Gregory Crewdson
Photographer Gregory Crewdson has seldom been considered traditional, but a new exhibit shows he has something in common with the past as he moves his art forward.
 
Crewdson is showing some of his work at the Williams College Museum of Art, alongside the paintings of Edward Hopper. One image in particular bears an uncanny resemblance to one of Hopper's and features a woman staring out of a bedroom window, filled with lament. The major difference between the two works is that Crewdson's woman is in underwear and the full spectacle of the room is explored, while Hopper's woman is nude and its perspective more intimate.
 
Crewdson was as shocked as anyone when the similarity was pointed out to him. Although a huge fan of Hopper's work, he had not set out to do any sort of homage or pastiche, he was just focused on making the best image he could.
 
"Artists always have a relationship to the tradition in which they work," said Crewdson, "so I think that maybe on an unconscious level, previous images saturate you in some way or another."
 
While the photos do share similarities in subject matter and mood, Crewdson's work is filled with similar imagery — it's just not that hard to find a half-naked woman with a haunted visage inhabiting some ghostly moment in the twilight of consciousness. Crewdson acknowledges as much, but tends to not analyze too closely.
 
"I know I'm interested in a particular type, a certain kind of hauntedness or loneliness, a beauty and a certain kind of nakedness," he said. "Anything more than that, I'd be hesitant to try and articulate, I like to keep it a mystery in a certain sense.
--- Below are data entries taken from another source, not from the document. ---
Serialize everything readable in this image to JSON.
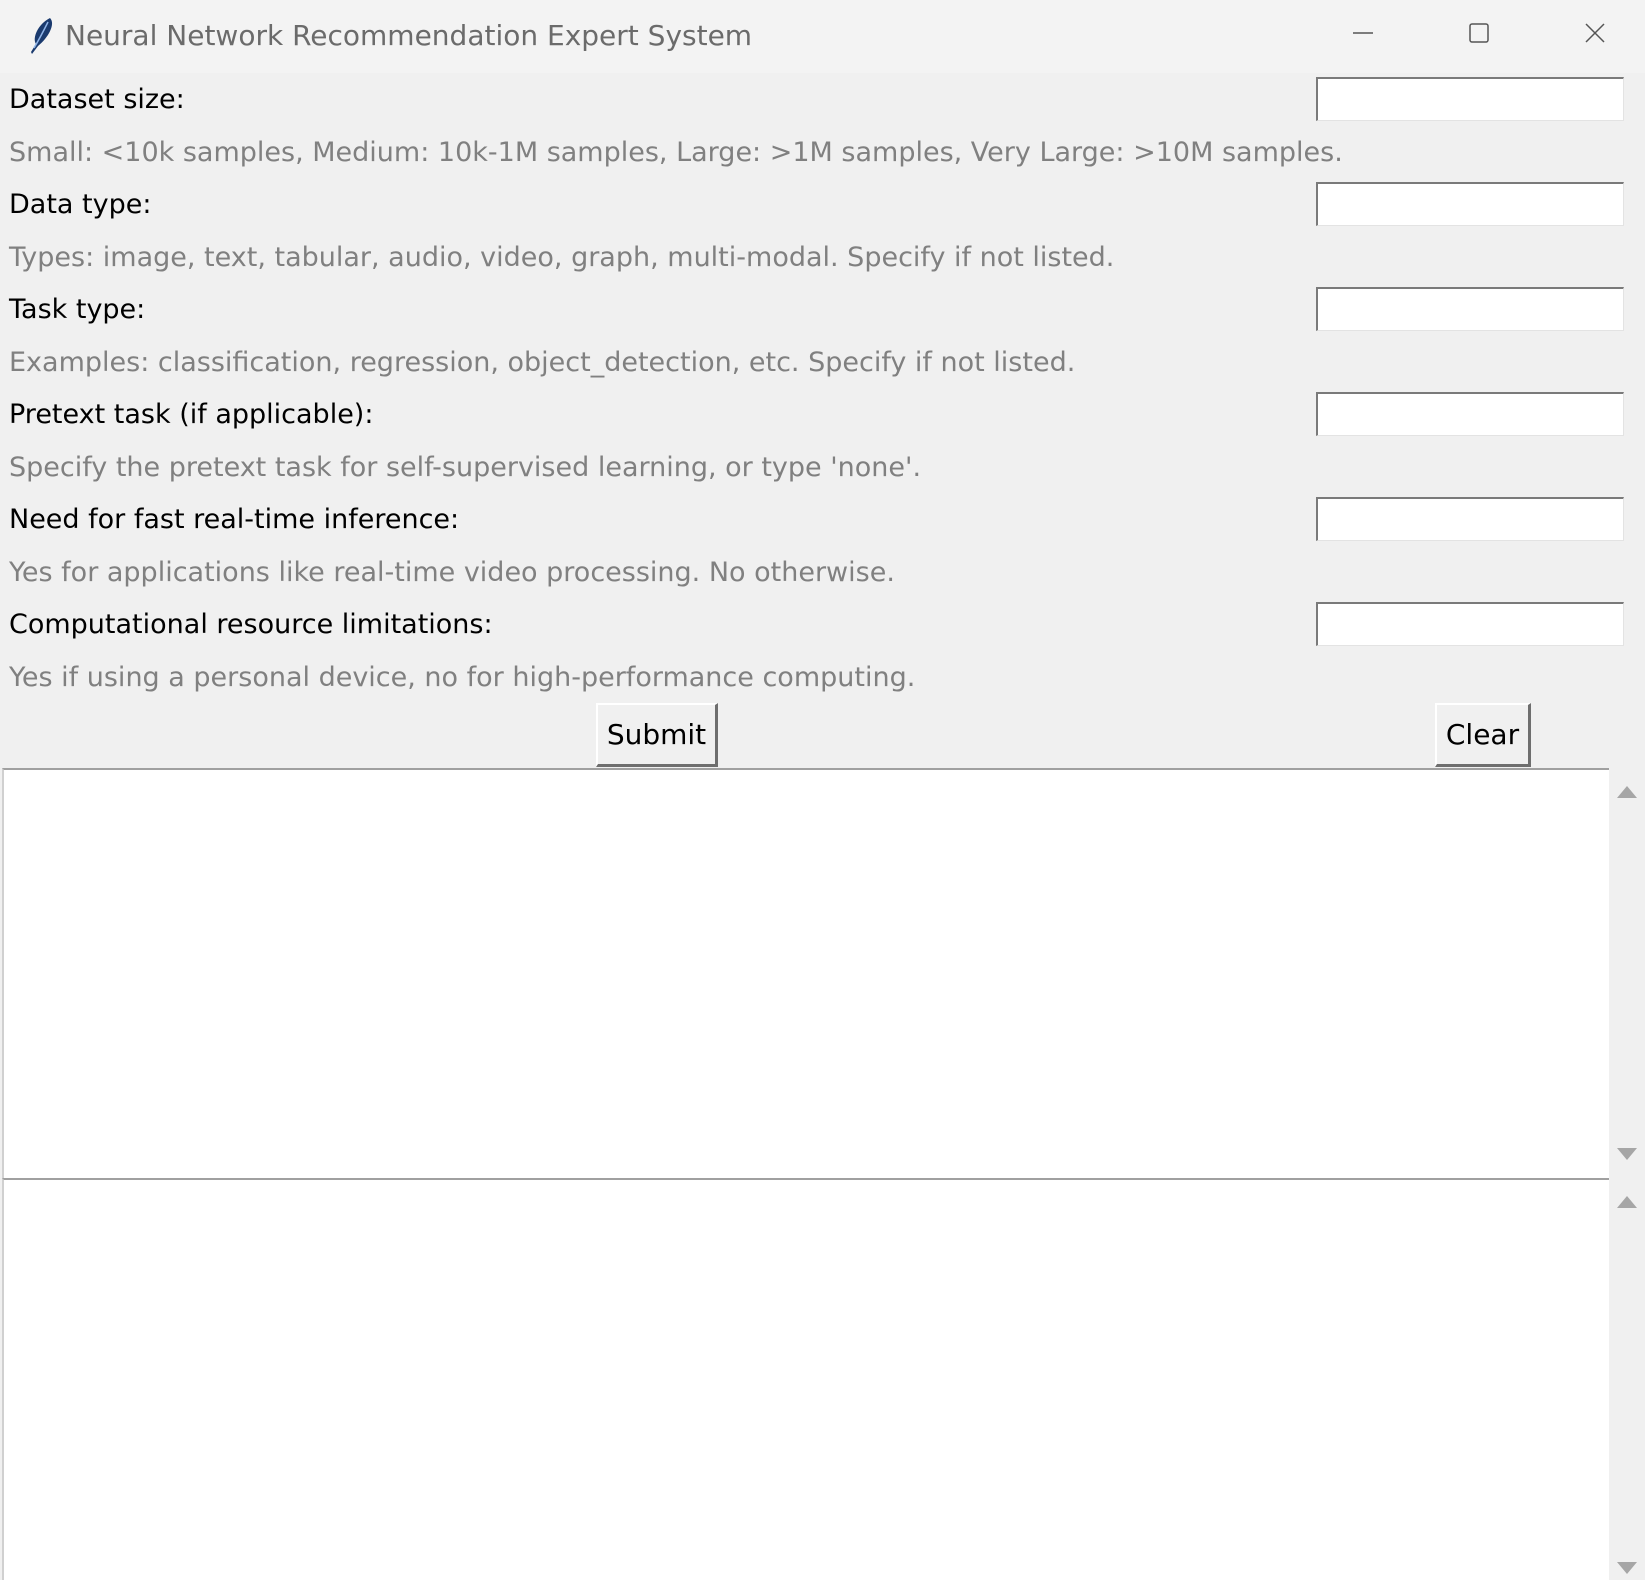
{
  "window": {
    "title": "Neural Network Recommendation Expert System"
  },
  "form": {
    "fields": [
      {
        "label": "Dataset size:",
        "hint": "Small: <10k samples, Medium: 10k-1M samples, Large: >1M samples, Very Large: >10M samples.",
        "value": ""
      },
      {
        "label": "Data type:",
        "hint": "Types: image, text, tabular, audio, video, graph, multi-modal. Specify if not listed.",
        "value": ""
      },
      {
        "label": "Task type:",
        "hint": "Examples: classification, regression, object_detection, etc. Specify if not listed.",
        "value": ""
      },
      {
        "label": "Pretext task (if applicable):",
        "hint": "Specify the pretext task for self-supervised learning, or type 'none'.",
        "value": ""
      },
      {
        "label": "Need for fast real-time inference:",
        "hint": "Yes for applications like real-time video processing. No otherwise.",
        "value": ""
      },
      {
        "label": "Computational resource limitations:",
        "hint": "Yes if using a personal device, no for high-performance computing.",
        "value": ""
      }
    ]
  },
  "buttons": {
    "submit": "Submit",
    "clear": "Clear"
  },
  "output": {
    "text": ""
  },
  "log": {
    "text": ""
  },
  "colors": {
    "background": "#f0f0f0",
    "hint_text": "#808080",
    "label_text": "#000000"
  }
}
To myself, I mean."
 
Some of Crewdson's most major influences are filmmakers, and a couple of them, most notably Alfred Hitchcock and David Lynch, have similarly well-documented preoccupations with the use of women in psychological imagery.
 
Lynch tells a story from his childhood that involves a female neighbor walking down the neighborhood street as children looked on, an incident that inspired an infamous nude scene with Isabella Rossellini in "Blue Velvet." Crewdson is also able to point to a similar smoking gun — he thinks.
 
"I think we were all at the next-door neighbor's Christmas party," he said, "and it was all very proper and everything, and the mother walked down the stairs of her house completely naked. I don't even know if I was there, but I've always had that in my mind."
 
Crewdson's confusion over the validity of the memory is the epitome of his work. It is not so much important that the incident happened as he remembers it; it is more important as something that exists as a vivid perception in his mind — one that informs he work constantly. Similarly, his photographs can either function as documents of actual events in the lives of his subjects or more inward events in their mind's eye. In this way, nakedness — both the state and the word — are of total importance to the images.
 
"I guess you could make a distinction between naked and the nude," Crewdson said. "Naked just feels more psychological."
 
It seems appropriate that Crewdson comes up with a lot of his ideas while swimming, when his body is floating and separated from the gravity that binds us to our world, afloat in his own — much like the people he portrays. In a practical way, swimming provides Crewdson with a total sensory immersion into himself, removing him from the busy work of daily life in order to let his mind wander.
 
"As I'm swimming, I'm counting the laps, and at some point, images do emerge," he said. "I start to think about that and then I let it sit. If it stays up there, I try to make a picture of it."
 
Crewdson has two distinct ways of taking a photo, either on a sound stage or on location. The Berkshires have been host to a number of his location shots, as well as some studio work at the Massachusetts Museum of Contemporary Art. The locations he chooses might be considered boring by some people, as they often involve newer, more suburban housing, a lot of ranch style abodes, sometimes new neighborhood developments. On occasion, he will venture into what could be construed as the wrong side of town.
 
"What I'm most interested in now is a kind of nondescript, desolate town where everything feels like it's from another period, but you can't quite put your finger on it," Crewdson said.
 
Although he was born and raised in Park Slope, a section of Brooklyn, Crewdson's family owns a cabin in Becket, and the time spent there through his life has fired his focus on the Berkshires in his photography. He admits his life in the city may well have created a general perception of small towns as exotic — fueled by specific experience in the Berkshires.
 
"The way I see it is that the setting is a stage for my picture-making activities, and it's an important one," he said. "But I also want the picture to feel like it could be anywhere. It's the place — it's my connection with the place — and it's my imagined sense of the place all coming together."
 
A final photograph by Crewdson is the result of a number of influences and obsessions and experiences coming together to tell a story — and he does consider himself very much a storyteller. Despite this, he says he has absolutely no interest in filmmaking whatsoever, preferring to give his attention to the single image and nothing on either side of it. The story is implied — beyond that is a result of the dance between Crewdson and the viewers — what he brings and they bring.
 
"I really don't have any interest in the before or after," he said. "I am just completely invested in the single moment. I can have some ideas, but I much prefer to keep that a mystery and just make sure that I render that single moment as perfectly as I can."